When you move into an aged care home, you can pay your accommodation costs in one of three ways: as a refundable lump sum, as daily rental payments, or as a combination of the two.
If you choose to pay all or part of your accommodation costs as a lump sum payment, the balance of your lump sum must be refunded to you if you leave your aged care home.
Which lump sums must be refunded?
How much will I get back?
How long does it take to get my refund?
What happens after a resident passes away?
How much interest will I be paid on my lump sum?
What if my aged care home can’t refund my lump sum?
Moving to a new aged care home
Accommodation lump sums that must be refunded when you leave your home include:
- Refundable accommodation deposit (RAD)
- Refundable accommodation contribution (RAC)
- Accommodation bond (if you entered care and paid a lump sum before 1 July 2014).
The balance of your lump sum will be returned to you or your estate. This is your total lump sum payment minus any deductions that you have agreed to.
Deductions taken from your lump sum could be a daily accommodation payment or any other aged care fees you have agreed to with your provider.
If you decide to permanently leave residential care, the lump sum must be refunded to you within 14 days after the day you leave.
If you are leaving your current aged care home and moving to a new one, the amount of notice you give will determine when your lump sum needs to be refunded. You should give your current home ample notice to ensure that your refund can be returned to you as soon as possible.
All aged care homes must refund accommodation lump sums within 14 days’ notice of your intention to move to another home. This means that if you give:
- more than 14 days’ notice, your lump sum balance must be refunded on the day you leave
- up to 14 days’ notice, your lump sum balance must be refunded within 14 days after the day you give notice
- no notice, your lump sum balance must be refunded within 14 days after the day you leave.
If a resident passes away, the aged care home must refund their lump sum balance less any allowable amounts that have been deducted over the care period.
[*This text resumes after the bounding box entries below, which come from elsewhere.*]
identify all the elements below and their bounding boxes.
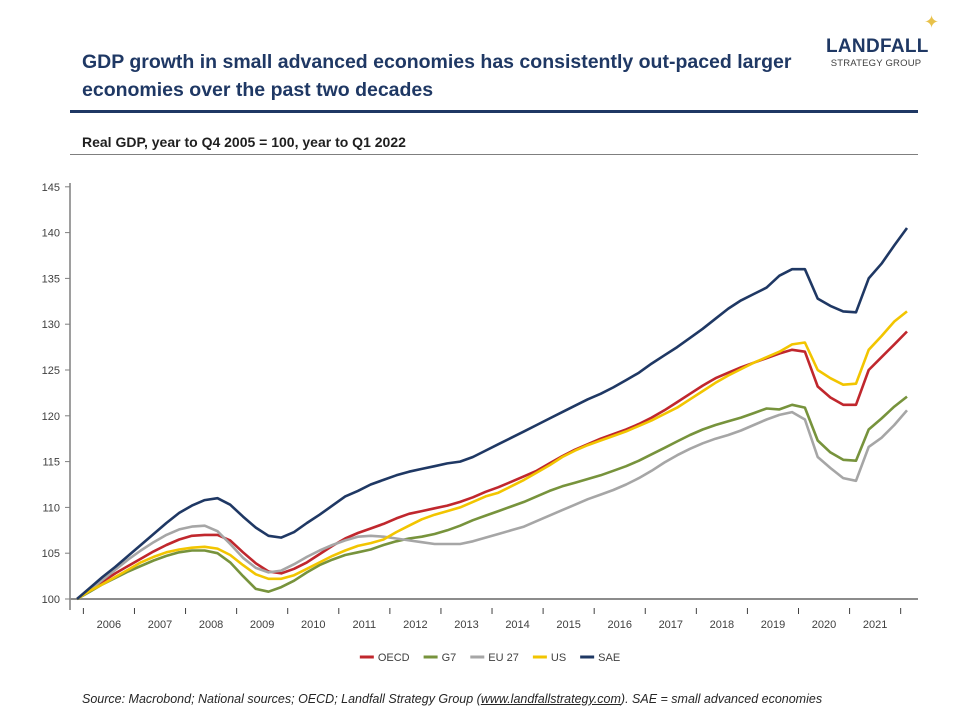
y-tick-label: 140	[42, 228, 60, 240]
x-tick-label: 2011	[352, 619, 376, 631]
legend-label: OECD	[378, 652, 410, 664]
x-tick-label: 2017	[659, 619, 683, 631]
legend-label: SAE	[598, 652, 620, 664]
x-tick-label: 2009	[250, 619, 274, 631]
y-tick-label: 105	[42, 548, 60, 560]
x-tick-label: 2006	[97, 619, 121, 631]
source-prefix: Source: Macrobond; National sources; OEC…	[82, 692, 481, 706]
x-tick-label: 2021	[863, 619, 887, 631]
y-tick-label: 110	[42, 502, 60, 514]
x-tick-label: 2007	[148, 619, 172, 631]
y-tick-label: 115	[42, 457, 60, 469]
y-tick-label: 145	[42, 182, 60, 194]
series-line-eu27	[76, 409, 908, 601]
x-tick-label: 2018	[710, 619, 734, 631]
x-tick-label: 2015	[556, 619, 580, 631]
x-tick-label: 2019	[761, 619, 785, 631]
source-link[interactable]: www.landfallstrategy.com	[480, 692, 621, 706]
chart-subtitle: Real GDP, year to Q4 2005 = 100, year to…	[82, 134, 406, 150]
y-tick-label: 120	[42, 411, 60, 423]
x-tick-label: 2020	[812, 619, 836, 631]
source-suffix: ). SAE = small advanced economies	[620, 692, 823, 706]
y-tick-label: 100	[42, 594, 60, 606]
star-icon: ✦	[924, 12, 940, 32]
landfall-logo: LANDFALL STRATEGY GROUP	[826, 36, 929, 70]
title-divider	[70, 110, 918, 113]
source-note: Source: Macrobond; National sources; OEC…	[82, 692, 822, 706]
x-tick-label: 2014	[505, 619, 529, 631]
y-tick-label: 130	[42, 319, 60, 331]
slide-title: GDP growth in small advanced economies h…	[82, 51, 792, 101]
series-line-oecd	[76, 330, 908, 601]
series-line-us	[76, 310, 908, 601]
x-tick-label: 2016	[607, 619, 631, 631]
y-tick-label: 125	[42, 365, 60, 377]
subtitle-divider	[70, 154, 918, 155]
series-line-g7	[76, 395, 908, 601]
x-tick-label: 2013	[454, 619, 478, 631]
logo-line1: LANDFALL	[826, 36, 929, 57]
legend-label: EU 27	[488, 652, 519, 664]
series-line-sae	[76, 227, 909, 600]
legend-label: G7	[442, 652, 457, 664]
x-tick-label: 2012	[403, 619, 427, 631]
x-tick-label: 2008	[199, 619, 223, 631]
legend-label: US	[551, 652, 566, 664]
logo-line2: STRATEGY GROUP	[830, 58, 922, 69]
x-tick-label: 2010	[301, 619, 325, 631]
y-tick-label: 135	[42, 273, 60, 285]
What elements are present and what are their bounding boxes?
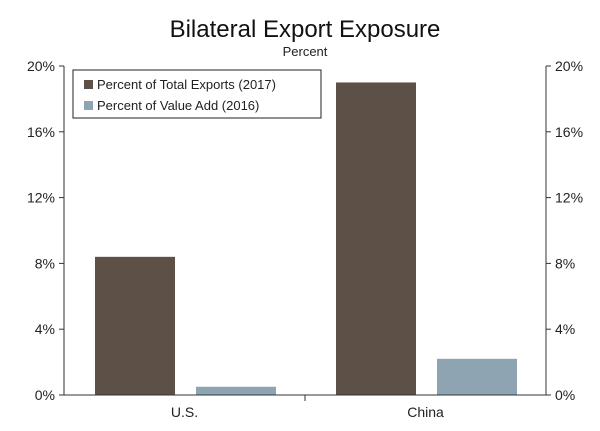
bar-1-china: [336, 82, 416, 395]
chart-subtitle: Percent: [283, 44, 328, 59]
legend-swatch-series-1: [84, 80, 93, 89]
y-right-tick-label: 8%: [555, 255, 575, 271]
y-left-tick-label: 16%: [27, 124, 55, 140]
axis-lines: [63, 66, 547, 401]
legend-label-series-1: Percent of Total Exports (2017): [97, 77, 276, 92]
y-right-tick-label: 12%: [555, 190, 583, 206]
bars-group: [95, 82, 517, 395]
y-axis-right-ticks: 0% 4% 8% 12% 16% 20%: [546, 58, 583, 403]
y-left-tick-label: 0%: [35, 387, 55, 403]
y-left-tick-label: 20%: [27, 58, 55, 74]
y-right-tick-label: 4%: [555, 321, 575, 337]
y-right-tick-label: 0%: [555, 387, 575, 403]
y-axis-left-ticks: 0% 4% 8% 12% 16% 20%: [27, 58, 64, 403]
legend-box: [72, 69, 322, 119]
y-left-tick-label: 12%: [27, 190, 55, 206]
x-axis-labels: U.S. China: [171, 404, 444, 420]
x-tick-label: U.S.: [171, 404, 198, 420]
legend: Percent of Total Exports (2017) Percent …: [72, 69, 322, 119]
bar-2-china: [437, 358, 517, 395]
y-right-tick-label: 16%: [555, 124, 583, 140]
y-left-tick-label: 4%: [35, 321, 55, 337]
legend-label-series-2: Percent of Value Add (2016): [97, 98, 259, 113]
y-left-tick-label: 8%: [35, 255, 55, 271]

This must be done within 14 days of the provider receiving either:
- proof of probate of the resident’s Will (the official proving of a Will) or
- letters of administration (authority to administer the estate of someone who has died without making a Will).
The provider may refund the lump sum balance without proof of these documents, if they are confident that the correct legal beneficiary has been identified. However, they do have the right to see these documents. This protects the provider and ensures the resident’s wishes are followed by confirming who is entitled to the refund.
During your 14-day refund period, your aged care home will pay you interest on your lump sum payment at the base interest rate (BIR).
No interest is earned on your lump sum payment while you are receiving care.
If your home takes longer than 14 days to refund your lump sum, they will have to pay you interest at a higher rate, the maximum permissible interest rate (MPIR).
Read more about the BIR and MPIR and view current rates on the Department of Health and Aged Care website.
If your aged care provider becomes bankrupt or insolvent and cannot give you your refund, the Australian Government guarantees to pay it back to you. This includes any interest due since you left care.
This is called the Accommodation Payment Guarantee Scheme, and it covers all residents of Australian Government-subsidised aged care services who have paid a lump sum.
Before moving, you need to agree to fee arrangements with the new aged care home.
If you moved into an aged care home before 1 July 2014, you will keep your existing fee arrangements unless you choose to opt into the fee arrangements that commenced on 1 July 2014 with your new provider before you move. Read more about aged care costs if you entered care before 1 July 2014.
If you have any concerns about your accommodation refund, there are two ways you can make a complaint:
- Speak to the manager at your aged care home about your concerns.
- If you are not comfortable raising your concerns, or cannot resolve your concerns with your aged care home, you can contact the Aged Care Quality and Safety Commission.